Algunos nos preguntamos si España puede sostener esto indefinidamente. ¿En realidad podemos asumir la carga de todos los menores del mundo que, por pobreza o desorden familiar, no tengan un entorno “adecuado”? Ahora vendrán los progres y mantenidos diciendo que sí, pero la única respuesta posible es no.
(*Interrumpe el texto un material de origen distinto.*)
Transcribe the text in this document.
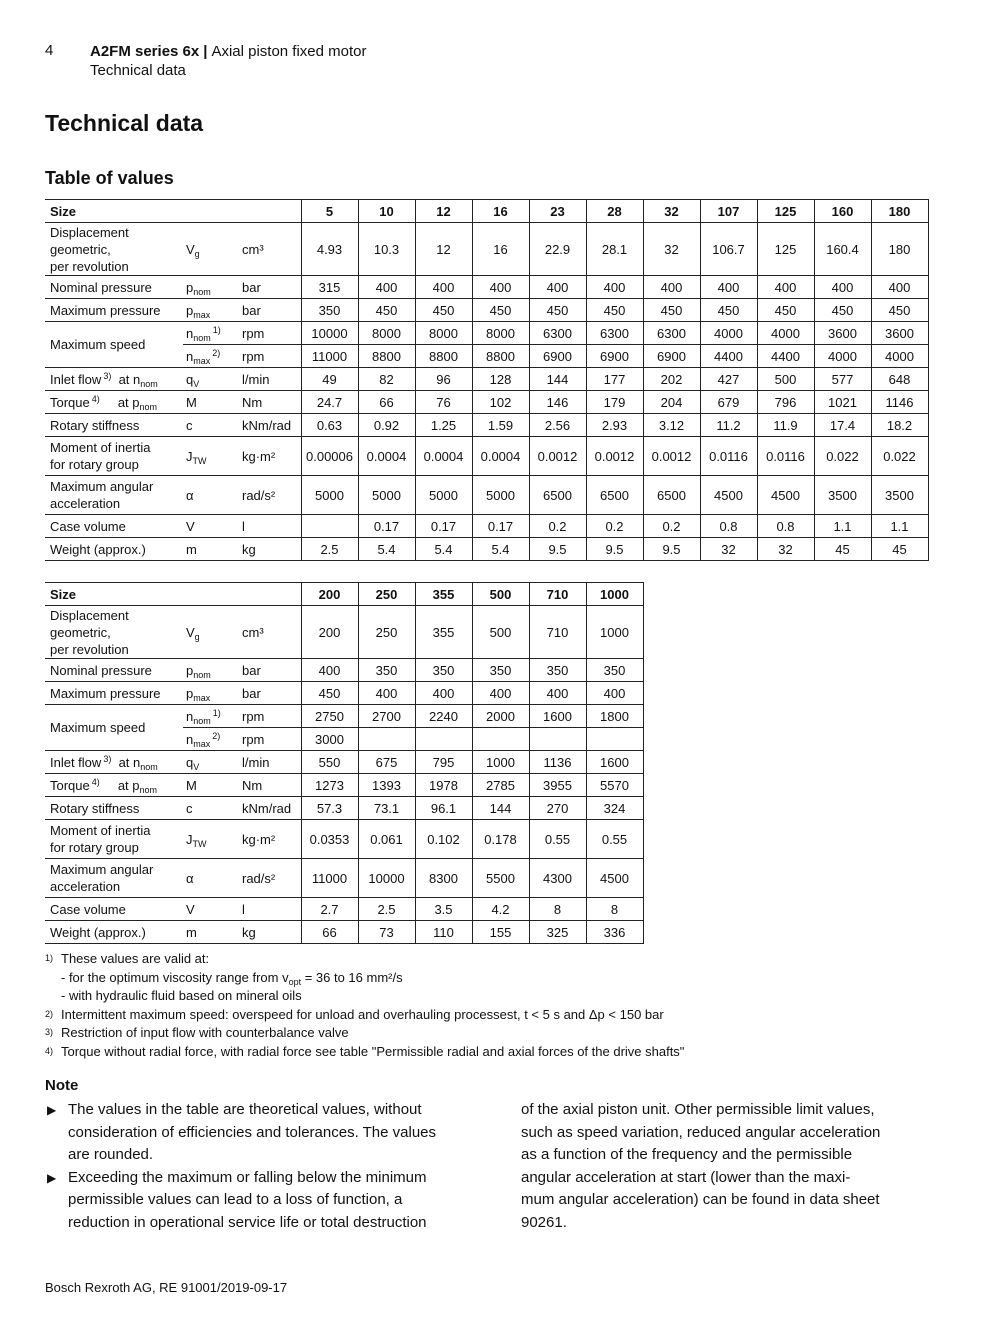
4 A2FM series 6x | Axial piston fixed motor
Technical data
Technical data
Table of values
Size			5	10	12	16	23	28	32	107	125	160	180

Displacement
geometric,
per revolution	$V_g$	cm³	4.93	10.3	12	16	22.9	28.1	32	106.7	125	160.4	180
Nominal pressure	$p_{nom}$	bar	315	400	400	400	400	400	400	400	400	400	400
Maximum pressure	$p_{max}$	bar	350	450	450	450	450	450	450	450	450	450	450
Maximum speed	$n_{nom}^{1)}$	rpm	10000	8000	8000	8000	6300	6300	6300	4000	4000	3600	3600
	$n_{max}^{2)}$	rpm	11000	8800	8800	8800	6900	6900	6900	4400	4400	4000	4000
Inlet flow $^{3)}$ at $n_{nom}$	$q_V$	l/min	49	82	96	128	144	177	202	427	500	577	648
Torque $^{4)}$ at $p_{nom}$	M	Nm	24.7	66	76	102	146	179	204	679	796	1021	1146
Rotary stiffness	c	kNm/rad	0.63	0.92	1.25	1.59	2.56	2.93	3.12	11.2	11.9	17.4	18.2

Moment of inertia
for rotary group	$J_{TW}$	kg·m²	0.00006	0.0004	0.0004	0.0004	0.0012	0.0012	0.0012	0.0116	0.0116	0.022	0.022

Maximum angular
acceleration	α	rad/s²	5000	5000	5000	5000	6500	6500	6500	4500	4500	3500	3500
Case volume	V	l		0.17	0.17	0.17	0.2	0.2	0.2	0.8	0.8	1.1	1.1
Weight (approx.)	m	kg	2.5	5.4	5.4	5.4	9.5	9.5	9.5	32	32	45	45
Size			200	250	355	500	710	1000

Displacement
geometric,
per revolution	$V_g$	cm³	200	250	355	500	710	1000
Nominal pressure	$p_{nom}$	bar	400	350	350	350	350	350
Maximum pressure	$p_{max}$	bar	450	400	400	400	400	400
Maximum speed	$n_{nom}^{1)}$	rpm	2750	2700	2240	2000	1600	1800
	$n_{max}^{2)}$	rpm	3000					
Inlet flow $^{3)}$ at $n_{nom}$	$q_V$	l/min	550	675	795	1000	1136	1600
Torque $^{4)}$ at $p_{nom}$	M	Nm	1273	1393	1978	2785	3955	5570
Rotary stiffness	c	kNm/rad	57.3	73.1	96.1	144	270	324

Moment of inertia
for rotary group	$J_{TW}$	kg·m²	0.0353	0.061	0.102	0.178	0.55	0.55

Maximum angular
acceleration	α	rad/s²	11000	10000	8300	5500	4300	4500
Case volume	V	l	2.7	2.5	3.5	4.2	8	8
Weight (approx.)	m	kg	66	73	110	155	325	336
1) These values are valid at:
- for the optimum viscosity range from $v_{opt} = 36$ to 16 mm²/s
- with hydraulic fluid based on mineral oils
2) Intermittent maximum speed: overspeed for unload and overhauling processest, t < 5 s and Δp < 150 bar
3) Restriction of input flow with counterbalance valve
4) Torque without radial force, with radial force see table "Permissible radial and axial forces of the drive shafts"
Note
▶ The values in the table are theoretical values, without
consideration of efficiencies and tolerances. The values
are rounded.
▶ Exceeding the maximum or falling below the minimum
permissible values can lead to a loss of function, a
reduction in operational service life or total destruction
of the axial piston unit. Other permissible limit values,
such as speed variation, reduced angular acceleration
as a function of the frequency and the permissible
angular acceleration at start (lower than the maxi-
mum angular acceleration) can be found in data sheet
90261.
Bosch Rexroth AG, RE 91001/2019-09-17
Urge una reforma moral y jurídica que devuelva al Estado su capacidad de proteger sin arruinarse y de poder acoger sin ser un ingenuo, porque no podemos ser rehenes de nuestra propia legislación. Así pues, hay reformas que son claras y muy necesarias: Reforma del estándar de repatriación: debe sustituirse ese “entorno adecuado” por “entorno familiar existente”. La familia es el primer refugio del menor, aunque sea humilde; Identificación biométrica obligatoria: Identificación mediante huella, fotografía y registro compartido con países de origen. Porque sin identificación, no hay tutela; Centros de identificación en frontera: todo menor debe ser identificado antes de entrar en territorio español; Acuerdos bilaterales vinculantes: si el país de origen no colabora, debería suspenderse todo tipo de ayudas, visados y beneficios; Endurecimiento del régimen de ONG: es muy necesario que se realicen auditorías estrictas, con límites de financiación y obligación de colaborar en repatriaciones; Responsabilidad diplomática: ningún Estado puede ni debe desentenderse de sus menores sin consecuencias.
Algunos tacharán estas medidas de crueldad, pero diré que son sensatez, porque la compasión sin orden conduce al abandono y a una tutela falsa por falta de responsabilidades.
A la pregunta sobre si España debe proteger al menor, sí, pero también debe protegerse a sí misma. Para ello necesita leyes que no conviertan nuestra buena voluntad en un pozo sin fondo, porque la solidaridad no debe confundirse con un negocio. La infancia merece cuidados, pero sólo en un país que se respete a sí mismo y con una legislación que preserve la cordura.